In this pilot study, participants’ head and uninjured hand movements were tracked. Participants were not asked to hold or attach a hand sensor to their injured hand, on the grounds that this might exacerbate their injury. Thus, the data collected from these sensors cannot inform us about how participants may or may not have moved their injured arm during the experiment. Data collected from the other 2 sensors can be used to examine changes in movement over the course of the following sessions, and can also be compared with other, self-reported measures. A representative example of movement data can be found in Multimedia Appendix 4.

The majority (7 participants) reported no cybersickness, with 2 participants rating their cybersickness as “slight.” No participants quit any trial due to its effects.

In this pilot study, we tested the feasibility, ease of use, and patient willingness to engage with an open-source MVF VR module for CRPS. All 9 participants were able to use the system for 3, 4, or 5 trials each, all participants stated that they were interested in an at-home trial if one were made available, and no participants stopped any trial due to cybersickness. We did not find a statistically significant effect of trial on participants’ self-reported average pain scores, but this is not surprising given that the study was not intended or powered to detect a clinical signal for efficacy.

Because of the small number of participants, we cannot draw conclusions about efficacy nor do we have enough information to discuss generalizability. In addition, participants were not blinded to treatment, and the researcher working directly with the patients (AB) was also not blind to the purpose of the study.

Because in this study, participants only held the trackers in their uninjured hand, we could not directly track improvement in movement on the injured side.

Although hand tracking was not available at the time this study was conducted, we have since updated the project to include markerless hand tracking, including finger tracking through the Oculus Quest. This can facilitate tracking of the injured hand, and may also improve the overall patient experience. Future work should examine whether markerless tracking and finger tracking improve patient outcomes.

Other potential easy modifications include changing the appearance of the avatar body, changing how the avatar limbs are controlled, and changing the appearance and placement of the targets. We have made this project open source with the goal of encouraging further exploration of deploying MVF in immersive VR using consumer systems.

This pilot study measured participant pain scores using a daily pain survey modified from the Brief Pain Inventory [18]. Future studies may use other standardized pain indicators, for example, Pain Self-Efficacy Questionnaire (PSEQ) [20], EuroQol-5D (EQ-5D) [21], or Pain Catastrophizing Scale (PCS) [22], as well as analyzing improved function as an indicator of positive outcome.

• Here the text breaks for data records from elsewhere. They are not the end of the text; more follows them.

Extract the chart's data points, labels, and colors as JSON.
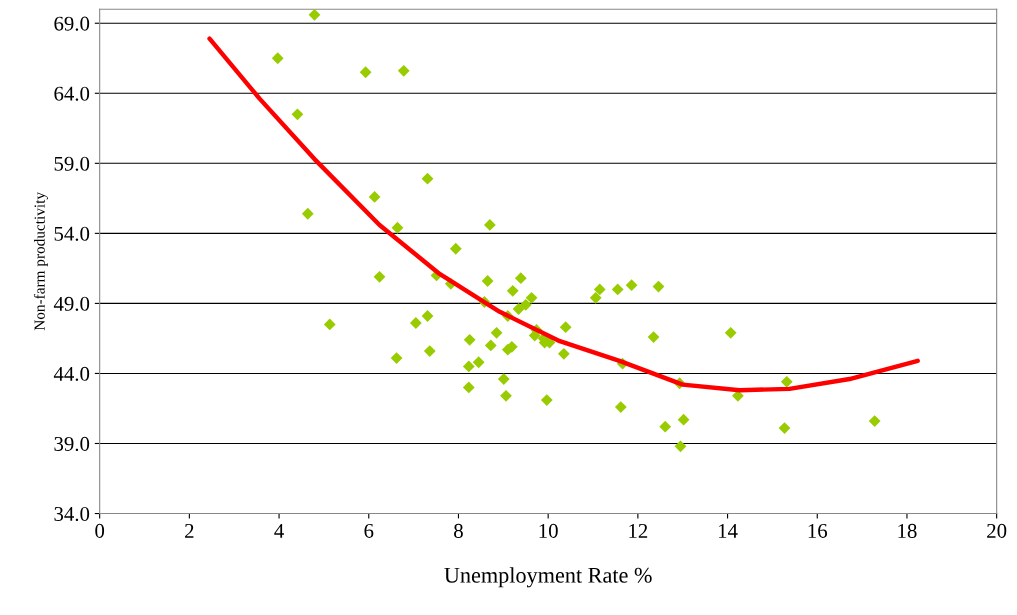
{
  "chart_data": {
    "type": "scatter",
    "xlabel": "Unemployment Rate %",
    "ylabel": "Non-farm productivity",
    "xlim": [
      0,
      20
    ],
    "ylim": [
      34,
      70
    ],
    "xticks": [
      0,
      2,
      4,
      6,
      8,
      10,
      12,
      14,
      16,
      18,
      20
    ],
    "yticks": [
      {
        "value": 34,
        "label": "34.0"
      },
      {
        "value": 39,
        "label": "39.0"
      },
      {
        "value": 44,
        "label": "44.0"
      },
      {
        "value": 49,
        "label": "49.0"
      },
      {
        "value": 54,
        "label": "54.0"
      },
      {
        "value": 59,
        "label": "59.0"
      },
      {
        "value": 64,
        "label": "64.0"
      },
      {
        "value": 69,
        "label": "69.0"
      }
    ],
    "grid": "y",
    "series": [
      {
        "color": "#99cc00",
        "marker": "diamond",
        "x": [
          3.97,
          4.79,
          4.41,
          4.64,
          5.93,
          6.78,
          6.13,
          6.64,
          6.24,
          5.13,
          6.62,
          7.05,
          7.31,
          7.31,
          7.36,
          7.94,
          7.51,
          7.83,
          8.7,
          8.65,
          8.25,
          8.23,
          8.45,
          8.23,
          8.58,
          8.85,
          8.72,
          9.1,
          9.21,
          9.39,
          9.34,
          9.5,
          9.63,
          9.19,
          9.1,
          9.01,
          9.06,
          9.74,
          9.7,
          9.9,
          9.92,
          10.03,
          9.97,
          10.39,
          10.35,
          11.06,
          11.15,
          11.55,
          11.86,
          12.46,
          11.66,
          11.62,
          12.35,
          12.61,
          12.93,
          13.02,
          12.95,
          14.07,
          14.23,
          15.32,
          15.27,
          17.28
        ],
        "values": [
          66.5,
          69.6,
          62.5,
          55.4,
          65.5,
          65.6,
          56.6,
          54.4,
          50.9,
          47.5,
          45.1,
          47.6,
          57.9,
          48.1,
          45.6,
          52.9,
          51.0,
          50.4,
          54.6,
          50.6,
          46.4,
          44.5,
          44.8,
          43.0,
          49.1,
          46.9,
          46.0,
          48.1,
          49.9,
          50.8,
          48.6,
          48.9,
          49.4,
          45.9,
          45.7,
          43.6,
          42.4,
          47.1,
          46.7,
          46.5,
          46.2,
          46.2,
          42.1,
          47.3,
          45.4,
          49.4,
          50.0,
          50.0,
          50.3,
          50.2,
          44.7,
          41.6,
          46.6,
          40.2,
          43.3,
          40.7,
          38.8,
          46.9,
          42.4,
          43.4,
          40.1,
          40.6
        ]
      },
      {
        "type": "line",
        "color": "#ff0000",
        "marker": "none",
        "line_style": "solid",
        "x": [
          2.45,
          3.57,
          4.79,
          6.24,
          7.58,
          8.92,
          10.26,
          11.59,
          13.0,
          14.27,
          15.38,
          16.72,
          18.24
        ],
        "values": [
          67.9,
          63.6,
          59.3,
          54.6,
          51.1,
          48.4,
          46.3,
          44.9,
          43.2,
          42.8,
          42.9,
          43.6,
          44.9
        ]
      }
    ]
  }
}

All 9 participants in our initial pilot study were interested in an at-home trial if one were made available. While at-home VR systems are still out of reach for most consumers, such systems can increase accessibility [23]. An at-home module would allow patients to use the module at will and could also be a useful channel of communication between the clinician and the patient. In such a system, safety and social interaction must be fully considered. Thus, any consent form for such an environment should reiterate potential risks and protection of patients’ data must also be assured [24].

We note that this software is not a commercial system or patient-ready application. Rather, it is designed to be used as a potential starting point for research for other clinicians interested in exploring potential therapeutic uses of immersive VR for visual feedback on movement. We look forward to the contributions of other researchers in this area.